In the last year and a half, drones have become more popular than ever. More and more people are buying them for personal and hobby use, while countless industries have adopted them for day to day operations. When it comes to purchasing a drone, there are several features that consumers look for. One of the most important features to consider is just how safe the drone is. As drones increase in popularity, they are also being used to interact with people more. Everything from teachers using them in elementary classrooms to parcel delivery drones put people in close proximity to an unmanned robotic device with moving parts.

In 2016, a team of researchers from the Drone Research Lab at Denmark’s Aalborg University began running tests to see just how safe various drones were to people. The question they wanted to answer was what would be the severity of injuries if a drone were to collide with a person. The first thing the team needed to do was build a contraption that would allow them to monitor a drone’s speed and impact. The device they came up with is a catapult that a drone is attached to. The 9.8ft long catapult is more of a pulley system with a slide on an aluminum rail that travels at a rate of 49ft/second. Different drones can be attached to the slide to crash into a target at the end of the rail.

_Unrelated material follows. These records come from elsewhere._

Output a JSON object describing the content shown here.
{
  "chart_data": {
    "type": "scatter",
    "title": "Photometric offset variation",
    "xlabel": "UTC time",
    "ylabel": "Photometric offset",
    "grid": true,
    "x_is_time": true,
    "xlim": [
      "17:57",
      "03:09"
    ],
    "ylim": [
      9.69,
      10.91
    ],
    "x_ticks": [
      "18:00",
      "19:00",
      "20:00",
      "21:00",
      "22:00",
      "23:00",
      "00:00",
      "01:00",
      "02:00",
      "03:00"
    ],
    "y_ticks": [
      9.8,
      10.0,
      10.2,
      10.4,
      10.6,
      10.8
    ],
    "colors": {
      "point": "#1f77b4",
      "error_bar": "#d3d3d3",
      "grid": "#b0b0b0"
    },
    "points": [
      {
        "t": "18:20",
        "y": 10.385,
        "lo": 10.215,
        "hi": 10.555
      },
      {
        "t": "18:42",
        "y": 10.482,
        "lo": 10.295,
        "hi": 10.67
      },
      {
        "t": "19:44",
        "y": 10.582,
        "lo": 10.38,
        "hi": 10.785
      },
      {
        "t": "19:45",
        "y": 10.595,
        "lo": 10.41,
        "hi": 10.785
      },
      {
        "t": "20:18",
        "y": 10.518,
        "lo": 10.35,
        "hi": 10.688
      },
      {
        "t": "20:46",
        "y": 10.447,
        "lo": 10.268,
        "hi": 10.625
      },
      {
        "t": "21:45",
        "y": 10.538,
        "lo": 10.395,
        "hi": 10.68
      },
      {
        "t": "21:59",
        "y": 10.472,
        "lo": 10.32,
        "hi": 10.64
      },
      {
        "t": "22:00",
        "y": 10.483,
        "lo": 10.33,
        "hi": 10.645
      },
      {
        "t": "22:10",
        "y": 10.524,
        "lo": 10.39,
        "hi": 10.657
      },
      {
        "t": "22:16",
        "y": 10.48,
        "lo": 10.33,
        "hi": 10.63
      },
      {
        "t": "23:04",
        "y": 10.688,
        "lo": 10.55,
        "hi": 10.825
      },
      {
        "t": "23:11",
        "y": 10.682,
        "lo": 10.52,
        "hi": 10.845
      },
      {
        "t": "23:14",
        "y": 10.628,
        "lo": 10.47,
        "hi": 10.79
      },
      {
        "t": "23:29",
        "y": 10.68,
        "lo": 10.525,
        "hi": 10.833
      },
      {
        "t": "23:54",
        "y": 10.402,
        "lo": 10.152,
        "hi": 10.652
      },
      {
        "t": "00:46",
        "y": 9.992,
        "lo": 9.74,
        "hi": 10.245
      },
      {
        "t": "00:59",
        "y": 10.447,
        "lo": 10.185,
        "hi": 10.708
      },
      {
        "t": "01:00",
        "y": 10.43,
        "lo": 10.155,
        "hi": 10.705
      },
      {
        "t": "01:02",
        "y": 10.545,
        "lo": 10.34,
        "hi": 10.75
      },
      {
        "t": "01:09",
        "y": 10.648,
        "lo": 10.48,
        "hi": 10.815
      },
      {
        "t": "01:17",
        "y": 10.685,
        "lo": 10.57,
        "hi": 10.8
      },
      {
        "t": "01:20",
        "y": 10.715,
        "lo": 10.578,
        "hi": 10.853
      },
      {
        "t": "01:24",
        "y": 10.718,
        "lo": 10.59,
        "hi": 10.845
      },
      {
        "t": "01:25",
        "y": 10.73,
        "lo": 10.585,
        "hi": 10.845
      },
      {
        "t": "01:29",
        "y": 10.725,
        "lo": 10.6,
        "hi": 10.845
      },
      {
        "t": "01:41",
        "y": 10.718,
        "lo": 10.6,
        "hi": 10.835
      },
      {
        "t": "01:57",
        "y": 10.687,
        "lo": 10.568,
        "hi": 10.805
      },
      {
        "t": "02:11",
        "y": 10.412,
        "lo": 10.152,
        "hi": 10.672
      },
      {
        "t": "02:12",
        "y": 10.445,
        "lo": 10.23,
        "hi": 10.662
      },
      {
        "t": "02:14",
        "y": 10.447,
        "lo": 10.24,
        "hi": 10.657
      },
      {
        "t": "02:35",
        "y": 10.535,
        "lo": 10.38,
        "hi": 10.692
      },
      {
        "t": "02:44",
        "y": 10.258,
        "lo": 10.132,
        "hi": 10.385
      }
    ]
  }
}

The next step was to choose a target to be impacted. At times the team used foam padding or pillows to absorb the impact, but these do not give a reliable comparison to what would happen when a drone hits a person. So the team turned to a local butcher for a better option, a slab of pork. While synthetically made skins are available, they can be costly and still not “feel” like real skin. For years, practicing doctors and tattoo artists have used pig skin to hone their craft before working on the real thing. Sinclair Research, a company that provides animal efficacy models for medical based research, published a paper explaining why pig skin is an ideal test material. “Pig skin is anatomically, physiologically, biochemically and immunologically similar to human skin,” the article states, “and the skin is ‘fixed skin’ like humans and unlike rodents or rabbits.”

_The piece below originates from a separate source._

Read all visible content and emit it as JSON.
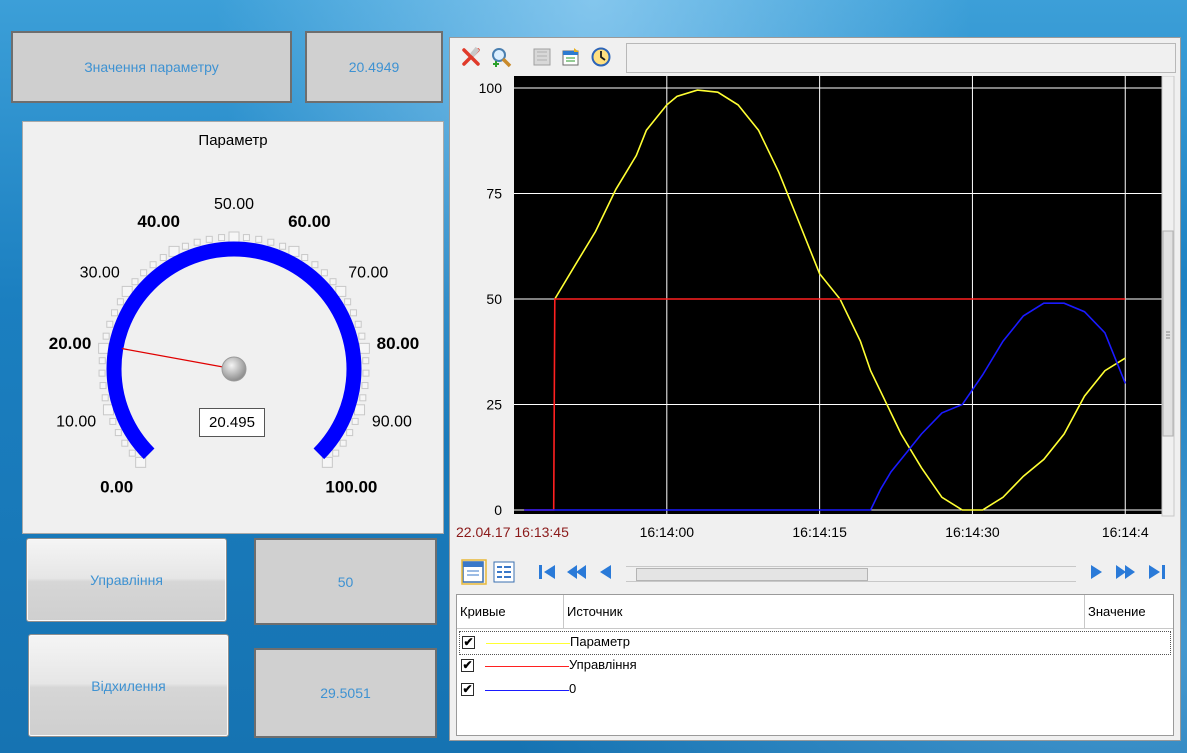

So the researchers at the Drone Research Lab attached a slab of pig skin, complete with meat to be akin to muscle texture, at the end of the catapult. The team then ran more than 55 tests of launching a drone, or drone parts, along the catapult into a target. Documenting the process was a camera that captures 3,000 frames per second. Some of the tests were to see what would happen if just the body of a drone crashed into the target. Other times different types of rotors, still spinning, would be attached to the slide without a drone. Then the team would test drones, complete with moving rotors, positioned at different angles.

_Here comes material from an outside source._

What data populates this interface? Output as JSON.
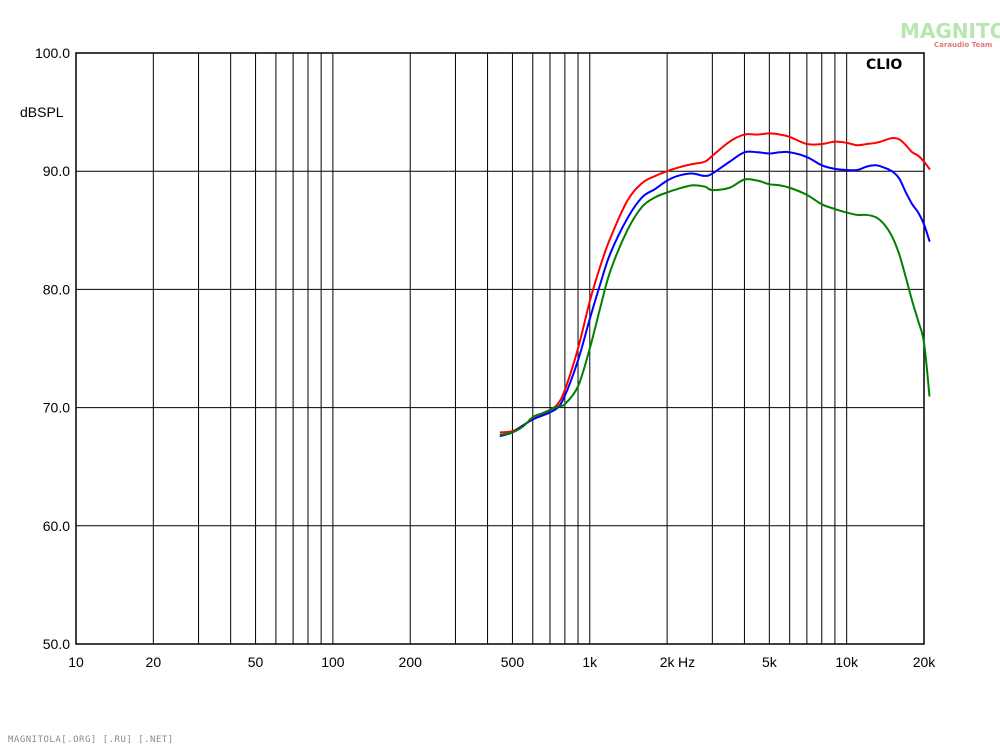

There was a wide range of test results. Sometimes the rotors would bend and cause very little damage to the pig skin. Other times the rotors would snap, lacerating or piercing the skin. However, the force of each impact was measured to determine the severity of each collision. These kinds of tests are not all that different than how motor vehicle companies use dummies to crash test vehicles. While the team has not published a paper on their findings, the video documentation shows that there are certain drones, and drone parts, that are less likely to inflict injuries than others. This research could be very valuable to drone manufactures to build the safest drones possible.